In this example, created using the Sample-Superstore dataset, we compared the sales of 2 years, 2016 and 2017.

We created a bar-in-bar chart to be able to display the performances of those 2 years sales on the same axis. Here you can see the basic view, before the colour coding.

We created a bar-in-bar chart to be able to display the performances of those 2 years sales on the same axis. Here you can see the basic view, before the colour coding.

We then created a boolean calculated field, to display which sub-category have exceeded the sales for the previous year.

And here is where colour can really put the accent on your desired point of the story.

Colour coding a visualisation in this way place the focus on the bad results. This is the visual way to say “Bookcases, Art and labels have not achieved their target, the others have done ok.” This kind of statement, in a work environment, can make difficult to convey a constructive feedback.

Let’s imagine for a moment that those sub-categories would be actual salespersons by instance.
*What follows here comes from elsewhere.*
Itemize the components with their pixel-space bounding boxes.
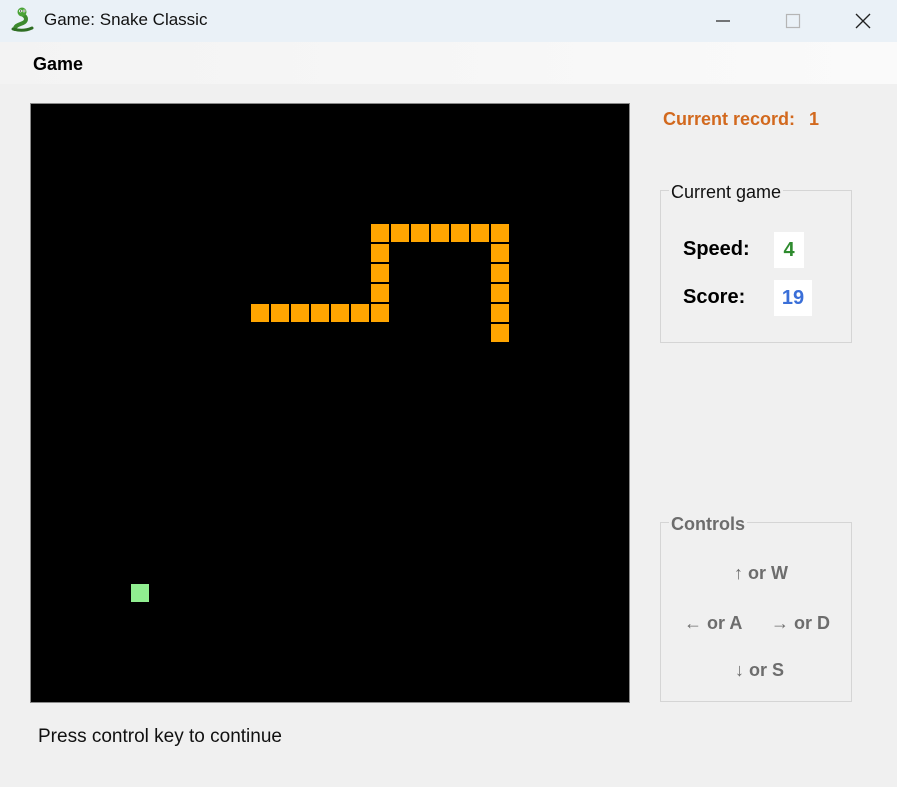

Showing this type of chart may fell like a personal attack to those people which underperformed.

Colour coding highlighting the positive delivers a much different message.

This is the visual way to say, “We increased our yearly sales in almost all sub-categories, what can we do to improve the performances of Bookcases, Art and Labels as well?”

This type of message sounds much more constructive, and not aimed at a particular person/department. Using the previous example of the salespersons, this type of chart may encourage the underperforming ones to increase their effort to reach the performances of their peers.

In conclusion, I think this was a very valuables lesson, which will become very handy when we will start consulting in a real working environment.